We often end evenings on Necker by sitting around on the beach swapping tales around the fire. So we decided to commission a wonderful local artist named Aragorn Dick-Read to create this beautiful new fireball for us to gather around.
If you look closely you can see images of: yours truly discovering Necker, Sam climbing a coconut tree whilst Joan helps, Holly feeding the lemurs, as well as some iconic Virgin images and depictions of the wonderful people who have visited the island over the years. There’s also plenty of the local wildlife, from our fabulous flamingos to our loveable lemurs, stout iguanas to giant tortoises.
Telling a story is one of the best ways we have of coming up with new ideas, and also of learning about each other and our world. It’s been happening since humans first inhabited the earth.

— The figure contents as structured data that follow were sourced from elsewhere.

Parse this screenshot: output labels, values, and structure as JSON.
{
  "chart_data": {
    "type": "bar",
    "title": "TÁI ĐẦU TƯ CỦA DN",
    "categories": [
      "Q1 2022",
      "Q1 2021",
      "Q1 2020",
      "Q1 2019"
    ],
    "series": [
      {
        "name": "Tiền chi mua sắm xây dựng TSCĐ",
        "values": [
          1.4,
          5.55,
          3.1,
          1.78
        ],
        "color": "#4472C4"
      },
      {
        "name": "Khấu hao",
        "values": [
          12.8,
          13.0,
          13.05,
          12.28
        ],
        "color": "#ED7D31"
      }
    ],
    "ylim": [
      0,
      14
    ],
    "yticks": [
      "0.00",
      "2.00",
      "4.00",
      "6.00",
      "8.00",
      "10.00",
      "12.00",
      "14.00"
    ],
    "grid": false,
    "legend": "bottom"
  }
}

A study by University of Utah anthropologist Polly Wiessner suggested that by extending the day longer into the night by sitting around a campfire, the culture of ancient people changed. Polly studied the Ju/’hoan people of Namibia and Botswana and discovered that their evening conversations differed enormously from their daytime discussions.
In the day, the majority of talk focused upon economics, quarrels and property. By night – when they sat around campfires – 81% of their conversation was devoted to telling stories. As Science Magazine quoted Wiessner: “Stories told by firelight put listeners on the same emotional wavelength,” and “elicited understanding, trust, and sympathy.”
The same thing happens today, 400,000 years later. Whether somebody picks up a guitar to sing a song, or lowers their voice to whisper a chilling ghost story, or raises a smile with a comic misadventure, we all love sharing our experiences. Just add fire.
Do you have a favourite fireside story? I’d love to hear it.